Liquid Information Flow Control

Abstract

Modern applications handle sensitive user data in complex ways, subject to increasingly complex security policies. A promising approach to enforcing these policies is to use Information Flow Control (IFC) frameworks, which separate policy specification from the application code and automatically enforce policies either dynamically (at run time) or statically (at compile time). While static enforcement is desirable because it catches errors early and avoids run-time overhead, existing static IFC frameworks either lack support for expressive data-dependent policies (necessary in modern applications), or require manual proofs or annotations to be strewed throughout the application code. In this talk I will present Lifty, a static IFC framework that overcomes the limitations of existing static approaches. A Lifty programmer annotates the sources of sensitive data with expressive, data-dependent security policies, and Lifty statically and automatically verifies that the application handles the data according to the policies.

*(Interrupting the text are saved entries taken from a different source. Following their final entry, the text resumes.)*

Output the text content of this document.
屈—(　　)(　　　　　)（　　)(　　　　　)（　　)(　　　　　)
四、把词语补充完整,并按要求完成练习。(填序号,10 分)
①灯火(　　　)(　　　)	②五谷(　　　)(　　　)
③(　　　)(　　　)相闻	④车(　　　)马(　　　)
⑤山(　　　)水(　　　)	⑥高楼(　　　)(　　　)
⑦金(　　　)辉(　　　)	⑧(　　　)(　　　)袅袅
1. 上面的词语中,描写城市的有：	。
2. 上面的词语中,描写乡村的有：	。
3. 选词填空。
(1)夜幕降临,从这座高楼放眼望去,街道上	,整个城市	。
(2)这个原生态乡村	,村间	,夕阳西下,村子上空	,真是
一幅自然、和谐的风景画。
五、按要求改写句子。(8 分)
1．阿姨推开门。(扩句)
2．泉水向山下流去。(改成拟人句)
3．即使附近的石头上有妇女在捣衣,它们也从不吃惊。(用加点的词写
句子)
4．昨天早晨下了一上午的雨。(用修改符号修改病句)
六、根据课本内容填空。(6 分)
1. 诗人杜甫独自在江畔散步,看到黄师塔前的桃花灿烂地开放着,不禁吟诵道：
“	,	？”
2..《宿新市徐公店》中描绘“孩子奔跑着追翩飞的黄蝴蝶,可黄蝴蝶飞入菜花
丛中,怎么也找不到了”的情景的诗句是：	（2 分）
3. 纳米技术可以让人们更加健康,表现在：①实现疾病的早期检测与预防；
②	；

Moreover, if verification fails, Lifty suggests a provably correct repair, thereby easing the programmer burden of implementing policy enforcing code throughout the application. The main insight behind Lifty is to encode information flow control using liquid types, an expressive yet decidable type system. Liquid types enable fully automatic checking of complex policies, and power our repair mechanism via type-driven error localization and patch synthesis.

Date
Mar 5, 2021 5:00 PM
Event

Nadia Polikarpova is an assistant professor at UC San Diego, and a member of the Programming Systems group. She received her Ph.D. in Computer Science from ETH Zurich in 2014, and then spent a couple years as a postdoctoral researcher at MIT. Nadia’s research interests are in program synthesis, program verification, and type systems. She is a 2020 Sloan Fellow, and a recipient of the 2020 NSF Career Award and the 2020 Intel Rising Stars Award.